My stay with the park service has been extended into the unknown future. I've been rehired, and this time it's not a "term" appointment, but designated as "permanent." And, the competing applicant was also hired. How cool is that?
Over the past days I've become aware of how uncertain I've been about my future. The fear that I would overstay my usefulness to this work that has become so central to my existence -- was causing me to distance myself from any notion that there was even the faintest possibility that my work has also been important to the development of this park.

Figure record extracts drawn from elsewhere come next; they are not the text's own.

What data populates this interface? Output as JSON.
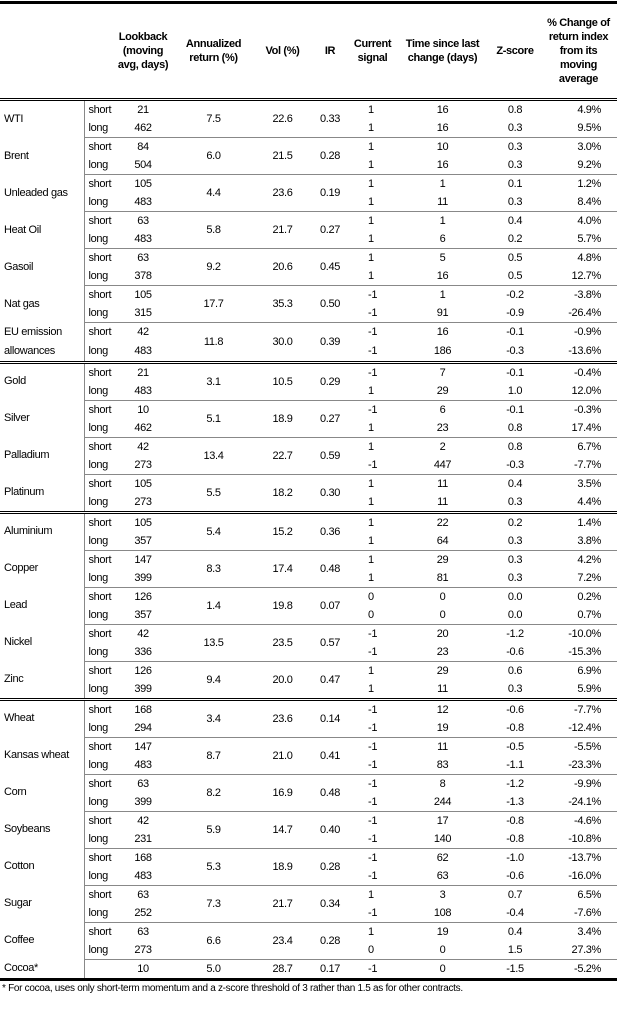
{
  "headers": [
    "",
    "",
    "Lookback (moving avg, days)",
    "Annualized return (%)",
    "Vol (%)",
    "IR",
    "Current signal",
    "Time since last change (days)",
    "Z-score",
    "% Change of return index from its moving average"
  ],
  "groups": [
    [
      {
        "name": "WTI",
        "ret": "7.5",
        "vol": "22.6",
        "ir": "0.33",
        "rows": [
          [
            "short",
            "21",
            "1",
            "16",
            "0.8",
            "4.9%"
          ],
          [
            "long",
            "462",
            "1",
            "16",
            "0.3",
            "9.5%"
          ]
        ]
      },
      {
        "name": "Brent",
        "ret": "6.0",
        "vol": "21.5",
        "ir": "0.28",
        "rows": [
          [
            "short",
            "84",
            "1",
            "10",
            "0.3",
            "3.0%"
          ],
          [
            "long",
            "504",
            "1",
            "16",
            "0.3",
            "9.2%"
          ]
        ]
      },
      {
        "name": "Unleaded gas",
        "ret": "4.4",
        "vol": "23.6",
        "ir": "0.19",
        "rows": [
          [
            "short",
            "105",
            "1",
            "1",
            "0.1",
            "1.2%"
          ],
          [
            "long",
            "483",
            "1",
            "11",
            "0.3",
            "8.4%"
          ]
        ]
      },
      {
        "name": "Heat Oil",
        "ret": "5.8",
        "vol": "21.7",
        "ir": "0.27",
        "rows": [
          [
            "short",
            "63",
            "1",
            "1",
            "0.4",
            "4.0%"
          ],
          [
            "long",
            "483",
            "1",
            "6",
            "0.2",
            "5.7%"
          ]
        ]
      },
      {
        "name": "Gasoil",
        "ret": "9.2",
        "vol": "20.6",
        "ir": "0.45",
        "rows": [
          [
            "short",
            "63",
            "1",
            "5",
            "0.5",
            "4.8%"
          ],
          [
            "long",
            "378",
            "1",
            "16",
            "0.5",
            "12.7%"
          ]
        ]
      },
      {
        "name": "Nat gas",
        "ret": "17.7",
        "vol": "35.3",
        "ir": "0.50",
        "rows": [
          [
            "short",
            "105",
            "-1",
            "1",
            "-0.2",
            "-3.8%"
          ],
          [
            "long",
            "315",
            "-1",
            "91",
            "-0.9",
            "-26.4%"
          ]
        ]
      },
      {
        "name": "EU emission allowances",
        "ret": "11.8",
        "vol": "30.0",
        "ir": "0.39",
        "rows": [
          [
            "short",
            "42",
            "-1",
            "16",
            "-0.1",
            "-0.9%"
          ],
          [
            "long",
            "483",
            "-1",
            "186",
            "-0.3",
            "-13.6%"
          ]
        ]
      }
    ],
    [
      {
        "name": "Gold",
        "ret": "3.1",
        "vol": "10.5",
        "ir": "0.29",
        "rows": [
          [
            "short",
            "21",
            "-1",
            "7",
            "-0.1",
            "-0.4%"
          ],
          [
            "long",
            "483",
            "1",
            "29",
            "1.0",
            "12.0%"
          ]
        ]
      },
      {
        "name": "Silver",
        "ret": "5.1",
        "vol": "18.9",
        "ir": "0.27",
        "rows": [
          [
            "short",
            "10",
            "-1",
            "6",
            "-0.1",
            "-0.3%"
          ],
          [
            "long",
            "462",
            "1",
            "23",
            "0.8",
            "17.4%"
          ]
        ]
      },
      {
        "name": "Palladium",
        "ret": "13.4",
        "vol": "22.7",
        "ir": "0.59",
        "rows": [
          [
            "short",
            "42",
            "1",
            "2",
            "0.8",
            "6.7%"
          ],
          [
            "long",
            "273",
            "-1",
            "447",
            "-0.3",
            "-7.7%"
          ]
        ]
      },
      {
        "name": "Platinum",
        "ret": "5.5",
        "vol": "18.2",
        "ir": "0.30",
        "rows": [
          [
            "short",
            "105",
            "1",
            "11",
            "0.4",
            "3.5%"
          ],
          [
            "long",
            "273",
            "1",
            "11",
            "0.3",
            "4.4%"
          ]
        ]
      }
    ],
    [
      {
        "name": "Aluminium",
        "ret": "5.4",
        "vol": "15.2",
        "ir": "0.36",
        "rows": [
          [
            "short",
            "105",
            "1",
            "22",
            "0.2",
            "1.4%"
          ],
          [
            "long",
            "357",
            "1",
            "64",
            "0.3",
            "3.8%"
          ]
        ]
      },
      {
        "name": "Copper",
        "ret": "8.3",
        "vol": "17.4",
        "ir": "0.48",
        "rows": [
          [
            "short",
            "147",
            "1",
            "29",
            "0.3",
            "4.2%"
          ],
          [
            "long",
            "399",
            "1",
            "81",
            "0.3",
            "7.2%"
          ]
        ]
      },
      {
        "name": "Lead",
        "ret": "1.4",
        "vol": "19.8",
        "ir": "0.07",
        "rows": [
          [
            "short",
            "126",
            "0",
            "0",
            "0.0",
            "0.2%"
          ],
          [
            "long",
            "357",
            "0",
            "0",
            "0.0",
            "0.7%"
          ]
        ]
      },
      {
        "name": "Nickel",
        "ret": "13.5",
        "vol": "23.5",
        "ir": "0.57",
        "rows": [
          [
            "short",
            "42",
            "-1",
            "20",
            "-1.2",
            "-10.0%"
          ],
          [
            "long",
            "336",
            "-1",
            "23",
            "-0.6",
            "-15.3%"
          ]
        ]
      },
      {
        "name": "Zinc",
        "ret": "9.4",
        "vol": "20.0",
        "ir": "0.47",
        "rows": [
          [
            "short",
            "126",
            "1",
            "29",
            "0.6",
            "6.9%"
          ],
          [
            "long",
            "399",
            "1",
            "11",
            "0.3",
            "5.9%"
          ]
        ]
      }
    ],
    [
      {
        "name": "Wheat",
        "ret": "3.4",
        "vol": "23.6",
        "ir": "0.14",
        "rows": [
          [
            "short",
            "168",
            "-1",
            "12",
            "-0.6",
            "-7.7%"
          ],
          [
            "long",
            "294",
            "-1",
            "19",
            "-0.8",
            "-12.4%"
          ]
        ]
      },
      {
        "name": "Kansas wheat",
        "ret": "8.7",
        "vol": "21.0",
        "ir": "0.41",
        "rows": [
          [
            "short",
            "147",
            "-1",
            "11",
            "-0.5",
            "-5.5%"
          ],
          [
            "long",
            "483",
            "-1",
            "83",
            "-1.1",
            "-23.3%"
          ]
        ]
      },
      {
        "name": "Corn",
        "ret": "8.2",
        "vol": "16.9",
        "ir": "0.48",
        "rows": [
          [
            "short",
            "63",
            "-1",
            "8",
            "-1.2",
            "-9.9%"
          ],
          [
            "long",
            "399",
            "-1",
            "244",
            "-1.3",
            "-24.1%"
          ]
        ]
      },
      {
        "name": "Soybeans",
        "ret": "5.9",
        "vol": "14.7",
        "ir": "0.40",
        "rows": [
          [
            "short",
            "42",
            "-1",
            "17",
            "-0.8",
            "-4.6%"
          ],
          [
            "long",
            "231",
            "-1",
            "140",
            "-0.8",
            "-10.8%"
          ]
        ]
      },
      {
        "name": "Cotton",
        "ret": "5.3",
        "vol": "18.9",
        "ir": "0.28",
        "rows": [
          [
            "short",
            "168",
            "-1",
            "62",
            "-1.0",
            "-13.7%"
          ],
          [
            "long",
            "483",
            "-1",
            "63",
            "-0.6",
            "-16.0%"
          ]
        ]
      },
      {
        "name": "Sugar",
        "ret": "7.3",
        "vol": "21.7",
        "ir": "0.34",
        "rows": [
          [
            "short",
            "63",
            "1",
            "3",
            "0.7",
            "6.5%"
          ],
          [
            "long",
            "252",
            "-1",
            "108",
            "-0.4",
            "-7.6%"
          ]
        ]
      },
      {
        "name": "Coffee",
        "ret": "6.6",
        "vol": "23.4",
        "ir": "0.28",
        "rows": [
          [
            "short",
            "63",
            "1",
            "19",
            "0.4",
            "3.4%"
          ],
          [
            "long",
            "273",
            "0",
            "0",
            "1.5",
            "27.3%"
          ]
        ]
      },
      {
        "name": "Cocoa*",
        "ret": "5.0",
        "vol": "28.7",
        "ir": "0.17",
        "rows": [
          [
            "",
            "10",
            "-1",
            "0",
            "-1.5",
            "-5.2%"
          ]
        ]
      }
    ]
  ],
  "footnote": "* For cocoa, uses only short-term momentum and a z-score threshold of 3 rather than 1.5 as for other contracts."
}
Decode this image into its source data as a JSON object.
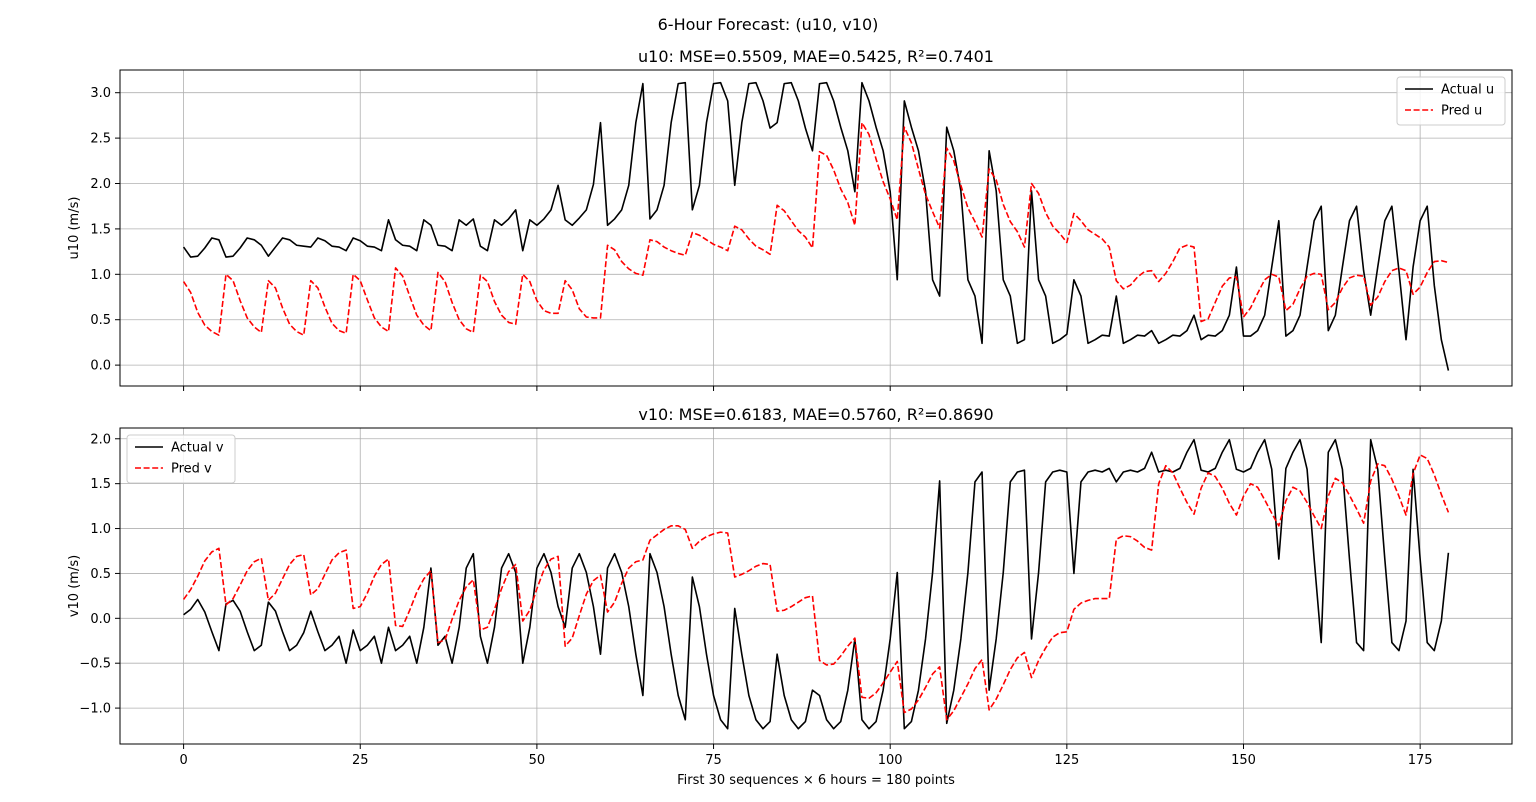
{
  "figure": {
    "title": "6-Hour Forecast: (u10, v10)",
    "xlabel": "First 30 sequences × 6 hours = 180 points"
  },
  "chart_data": [
    {
      "type": "line",
      "title": "u10: MSE=0.5509, MAE=0.5425, R²=0.7401",
      "xlabel": "",
      "ylabel": "u10 (m/s)",
      "xlim": [
        -9,
        188
      ],
      "ylim": [
        -0.23,
        3.25
      ],
      "xticks": [
        0,
        25,
        50,
        75,
        100,
        125,
        150,
        175
      ],
      "yticks": [
        0.0,
        0.5,
        1.0,
        1.5,
        2.0,
        2.5,
        3.0
      ],
      "ytick_labels": [
        "0.0",
        "0.5",
        "1.0",
        "1.5",
        "2.0",
        "2.5",
        "3.0"
      ],
      "grid": true,
      "legend_position": "upper right",
      "series": [
        {
          "name": "Actual u",
          "color": "#000000",
          "style": "solid",
          "values": [
            1.3,
            1.19,
            1.2,
            1.29,
            1.4,
            1.38,
            1.19,
            1.2,
            1.29,
            1.4,
            1.38,
            1.32,
            1.2,
            1.3,
            1.4,
            1.38,
            1.32,
            1.31,
            1.3,
            1.4,
            1.37,
            1.31,
            1.3,
            1.26,
            1.4,
            1.37,
            1.31,
            1.3,
            1.26,
            1.6,
            1.38,
            1.32,
            1.31,
            1.26,
            1.6,
            1.54,
            1.32,
            1.31,
            1.26,
            1.6,
            1.54,
            1.61,
            1.31,
            1.26,
            1.6,
            1.54,
            1.61,
            1.71,
            1.26,
            1.6,
            1.54,
            1.61,
            1.71,
            1.98,
            1.6,
            1.54,
            1.62,
            1.71,
            1.99,
            2.67,
            1.54,
            1.61,
            1.71,
            1.98,
            2.67,
            3.1,
            1.61,
            1.71,
            1.98,
            2.67,
            3.1,
            3.11,
            1.71,
            1.98,
            2.67,
            3.1,
            3.11,
            2.91,
            1.98,
            2.67,
            3.1,
            3.11,
            2.91,
            2.61,
            2.67,
            3.1,
            3.11,
            2.91,
            2.61,
            2.36,
            3.1,
            3.11,
            2.91,
            2.62,
            2.36,
            1.91,
            3.11,
            2.91,
            2.62,
            2.36,
            1.91,
            0.94,
            2.91,
            2.62,
            2.36,
            1.92,
            0.94,
            0.76,
            2.62,
            2.36,
            1.92,
            0.94,
            0.76,
            0.24,
            2.36,
            1.92,
            0.94,
            0.76,
            0.24,
            0.28,
            1.92,
            0.94,
            0.76,
            0.24,
            0.28,
            0.34,
            0.94,
            0.76,
            0.24,
            0.28,
            0.33,
            0.32,
            0.76,
            0.24,
            0.28,
            0.33,
            0.32,
            0.38,
            0.24,
            0.28,
            0.33,
            0.32,
            0.38,
            0.55,
            0.28,
            0.33,
            0.32,
            0.38,
            0.55,
            1.08,
            0.32,
            0.32,
            0.38,
            0.55,
            1.08,
            1.59,
            0.32,
            0.38,
            0.55,
            1.08,
            1.59,
            1.75,
            0.38,
            0.55,
            1.08,
            1.59,
            1.75,
            1.04,
            0.55,
            1.08,
            1.59,
            1.75,
            1.04,
            0.28,
            1.08,
            1.59,
            1.75,
            0.88,
            0.28,
            -0.06
          ]
        },
        {
          "name": "Pred u",
          "color": "#ff0000",
          "style": "dashed",
          "values": [
            0.92,
            0.8,
            0.58,
            0.44,
            0.37,
            0.33,
            1.0,
            0.93,
            0.71,
            0.52,
            0.42,
            0.36,
            0.93,
            0.85,
            0.63,
            0.45,
            0.37,
            0.33,
            0.93,
            0.85,
            0.64,
            0.46,
            0.38,
            0.35,
            1.0,
            0.93,
            0.72,
            0.52,
            0.42,
            0.37,
            1.07,
            0.98,
            0.76,
            0.55,
            0.44,
            0.38,
            1.02,
            0.92,
            0.69,
            0.5,
            0.4,
            0.36,
            0.99,
            0.92,
            0.7,
            0.55,
            0.47,
            0.45,
            1.0,
            0.92,
            0.71,
            0.6,
            0.57,
            0.57,
            0.93,
            0.83,
            0.62,
            0.53,
            0.52,
            0.52,
            1.32,
            1.27,
            1.14,
            1.06,
            1.01,
            0.99,
            1.38,
            1.36,
            1.3,
            1.26,
            1.23,
            1.21,
            1.46,
            1.43,
            1.38,
            1.33,
            1.3,
            1.26,
            1.53,
            1.49,
            1.39,
            1.31,
            1.27,
            1.22,
            1.76,
            1.7,
            1.59,
            1.48,
            1.41,
            1.29,
            2.35,
            2.31,
            2.15,
            1.94,
            1.79,
            1.54,
            2.67,
            2.54,
            2.27,
            2.02,
            1.83,
            1.6,
            2.62,
            2.45,
            2.16,
            1.88,
            1.69,
            1.51,
            2.39,
            2.25,
            1.98,
            1.73,
            1.58,
            1.41,
            2.16,
            2.04,
            1.77,
            1.58,
            1.47,
            1.3,
            2.0,
            1.89,
            1.68,
            1.53,
            1.45,
            1.35,
            1.67,
            1.59,
            1.49,
            1.44,
            1.39,
            1.3,
            0.93,
            0.84,
            0.88,
            0.97,
            1.03,
            1.04,
            0.92,
            1.01,
            1.14,
            1.29,
            1.32,
            1.3,
            0.48,
            0.51,
            0.69,
            0.87,
            0.96,
            0.97,
            0.53,
            0.63,
            0.79,
            0.94,
            1.0,
            0.97,
            0.6,
            0.67,
            0.84,
            0.98,
            1.01,
            1.0,
            0.61,
            0.69,
            0.85,
            0.96,
            0.99,
            0.98,
            0.66,
            0.75,
            0.92,
            1.04,
            1.07,
            1.04,
            0.78,
            0.86,
            1.02,
            1.14,
            1.15,
            1.13
          ]
        }
      ]
    },
    {
      "type": "line",
      "title": "v10: MSE=0.6183, MAE=0.5760, R²=0.8690",
      "xlabel": "First 30 sequences × 6 hours = 180 points",
      "ylabel": "v10 (m/s)",
      "xlim": [
        -9,
        188
      ],
      "ylim": [
        -1.4,
        2.12
      ],
      "xticks": [
        0,
        25,
        50,
        75,
        100,
        125,
        150,
        175
      ],
      "yticks": [
        -1.0,
        -0.5,
        0.0,
        0.5,
        1.0,
        1.5,
        2.0
      ],
      "ytick_labels": [
        "−1.0",
        "−0.5",
        "0.0",
        "0.5",
        "1.0",
        "1.5",
        "2.0"
      ],
      "grid": true,
      "legend_position": "upper left",
      "series": [
        {
          "name": "Actual v",
          "color": "#000000",
          "style": "solid",
          "values": [
            0.04,
            0.1,
            0.21,
            0.07,
            -0.15,
            -0.36,
            0.16,
            0.2,
            0.08,
            -0.15,
            -0.36,
            -0.3,
            0.18,
            0.08,
            -0.15,
            -0.36,
            -0.3,
            -0.16,
            0.08,
            -0.15,
            -0.36,
            -0.3,
            -0.2,
            -0.5,
            -0.13,
            -0.36,
            -0.3,
            -0.2,
            -0.5,
            -0.1,
            -0.36,
            -0.3,
            -0.2,
            -0.5,
            -0.1,
            0.56,
            -0.3,
            -0.2,
            -0.5,
            -0.1,
            0.56,
            0.72,
            -0.2,
            -0.5,
            -0.1,
            0.56,
            0.72,
            0.51,
            -0.5,
            -0.1,
            0.56,
            0.72,
            0.51,
            0.13,
            -0.1,
            0.56,
            0.72,
            0.51,
            0.13,
            -0.4,
            0.56,
            0.72,
            0.51,
            0.13,
            -0.4,
            -0.86,
            0.72,
            0.51,
            0.13,
            -0.4,
            -0.86,
            -1.13,
            0.46,
            0.13,
            -0.4,
            -0.86,
            -1.13,
            -1.23,
            0.11,
            -0.4,
            -0.86,
            -1.13,
            -1.23,
            -1.15,
            -0.4,
            -0.86,
            -1.13,
            -1.23,
            -1.15,
            -0.8,
            -0.86,
            -1.13,
            -1.23,
            -1.15,
            -0.8,
            -0.23,
            -1.13,
            -1.23,
            -1.15,
            -0.8,
            -0.23,
            0.51,
            -1.23,
            -1.15,
            -0.8,
            -0.23,
            0.51,
            1.53,
            -1.17,
            -0.8,
            -0.23,
            0.51,
            1.52,
            1.63,
            -0.8,
            -0.23,
            0.51,
            1.52,
            1.63,
            1.65,
            -0.23,
            0.51,
            1.52,
            1.63,
            1.65,
            1.63,
            0.5,
            1.52,
            1.63,
            1.65,
            1.63,
            1.67,
            1.52,
            1.63,
            1.65,
            1.63,
            1.67,
            1.85,
            1.63,
            1.65,
            1.63,
            1.67,
            1.85,
            1.99,
            1.65,
            1.63,
            1.67,
            1.85,
            1.99,
            1.66,
            1.63,
            1.67,
            1.85,
            1.99,
            1.66,
            0.66,
            1.67,
            1.85,
            1.99,
            1.66,
            0.66,
            -0.27,
            1.85,
            1.99,
            1.66,
            0.66,
            -0.27,
            -0.36,
            1.99,
            1.66,
            0.66,
            -0.27,
            -0.36,
            -0.03,
            1.66,
            0.66,
            -0.27,
            -0.36,
            -0.03,
            0.73
          ]
        },
        {
          "name": "Pred v",
          "color": "#ff0000",
          "style": "dashed",
          "values": [
            0.21,
            0.32,
            0.47,
            0.64,
            0.74,
            0.78,
            0.15,
            0.22,
            0.37,
            0.53,
            0.63,
            0.67,
            0.2,
            0.28,
            0.44,
            0.6,
            0.69,
            0.71,
            0.26,
            0.33,
            0.49,
            0.65,
            0.73,
            0.76,
            0.11,
            0.13,
            0.28,
            0.47,
            0.6,
            0.66,
            -0.08,
            -0.09,
            0.09,
            0.29,
            0.44,
            0.53,
            -0.27,
            -0.24,
            -0.01,
            0.2,
            0.35,
            0.43,
            -0.13,
            -0.1,
            0.1,
            0.33,
            0.52,
            0.6,
            -0.03,
            0.09,
            0.33,
            0.54,
            0.66,
            0.69,
            -0.31,
            -0.22,
            0.03,
            0.27,
            0.42,
            0.48,
            0.07,
            0.18,
            0.39,
            0.56,
            0.63,
            0.65,
            0.87,
            0.93,
            0.99,
            1.03,
            1.03,
            0.99,
            0.78,
            0.86,
            0.91,
            0.94,
            0.96,
            0.95,
            0.46,
            0.49,
            0.53,
            0.58,
            0.61,
            0.6,
            0.08,
            0.09,
            0.13,
            0.18,
            0.23,
            0.25,
            -0.47,
            -0.52,
            -0.51,
            -0.42,
            -0.31,
            -0.22,
            -0.88,
            -0.89,
            -0.83,
            -0.72,
            -0.6,
            -0.48,
            -1.05,
            -1.01,
            -0.91,
            -0.77,
            -0.62,
            -0.54,
            -1.13,
            -1.03,
            -0.88,
            -0.73,
            -0.56,
            -0.46,
            -1.02,
            -0.9,
            -0.74,
            -0.57,
            -0.44,
            -0.38,
            -0.66,
            -0.47,
            -0.33,
            -0.21,
            -0.16,
            -0.15,
            0.1,
            0.17,
            0.2,
            0.22,
            0.22,
            0.22,
            0.88,
            0.92,
            0.91,
            0.86,
            0.79,
            0.76,
            1.5,
            1.7,
            1.62,
            1.45,
            1.29,
            1.16,
            1.45,
            1.62,
            1.58,
            1.45,
            1.28,
            1.15,
            1.36,
            1.5,
            1.46,
            1.32,
            1.17,
            1.03,
            1.31,
            1.46,
            1.42,
            1.29,
            1.14,
            1.0,
            1.36,
            1.56,
            1.51,
            1.37,
            1.22,
            1.06,
            1.53,
            1.72,
            1.7,
            1.55,
            1.36,
            1.15,
            1.61,
            1.82,
            1.78,
            1.6,
            1.38,
            1.18
          ]
        }
      ]
    }
  ]
}
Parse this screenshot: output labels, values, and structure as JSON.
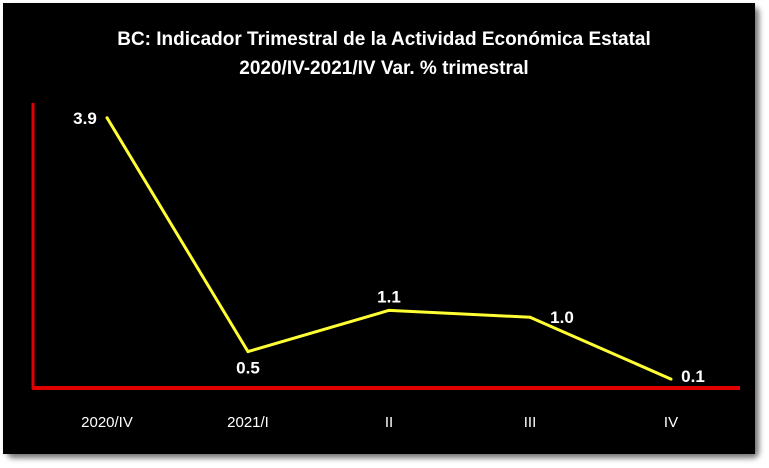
{
  "chart_data": {
    "type": "line",
    "title": "BC: Indicador Trimestral de la Actividad Económica Estatal",
    "subtitle": "2020/IV-2021/IV Var. % trimestral",
    "categories": [
      "2020/IV",
      "2021/I",
      "II",
      "III",
      "IV"
    ],
    "values": [
      3.9,
      0.5,
      1.1,
      1.0,
      0.1
    ],
    "value_labels": [
      "3.9",
      "0.5",
      "1.1",
      "1.0",
      "0.1"
    ],
    "ylim": [
      0,
      4.1
    ],
    "grid": false,
    "legend": "none",
    "colors": {
      "background": "#000000",
      "line": "#ffff33",
      "axis": "#e00000",
      "text": "#ffffff"
    }
  }
}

Got caught up in strange conversations with my colleagues having to do with how I really could find alternative ways to spend my time; that there were still job opportunities waiting, and that they needn't worry about me; that the decisions-makers should really give full attention to the other applicant without feeling the weight of "taking care" of me. I never once felt confident that these were bright young people who are dedicated to the mission of the National Park Service and that the decision to keep me interpreting that mission was best for the park. I should have known. ... but I was so afraid that it might be time to leave and that my zest for this exciting work would prevent me from seeing it.
In my heart, now that the decision has been made -- I would agree. This has been a remarkable year in a long life that seems to have been preparing me for precisely this role -- how incredible! What a miracle that fate has placed me on the planet among those with whom I can now expand beyond even the limitations of age!
To hell with the tango lessons and chuck the kazoo!
I've been given new edges from which to carve out the rest of life!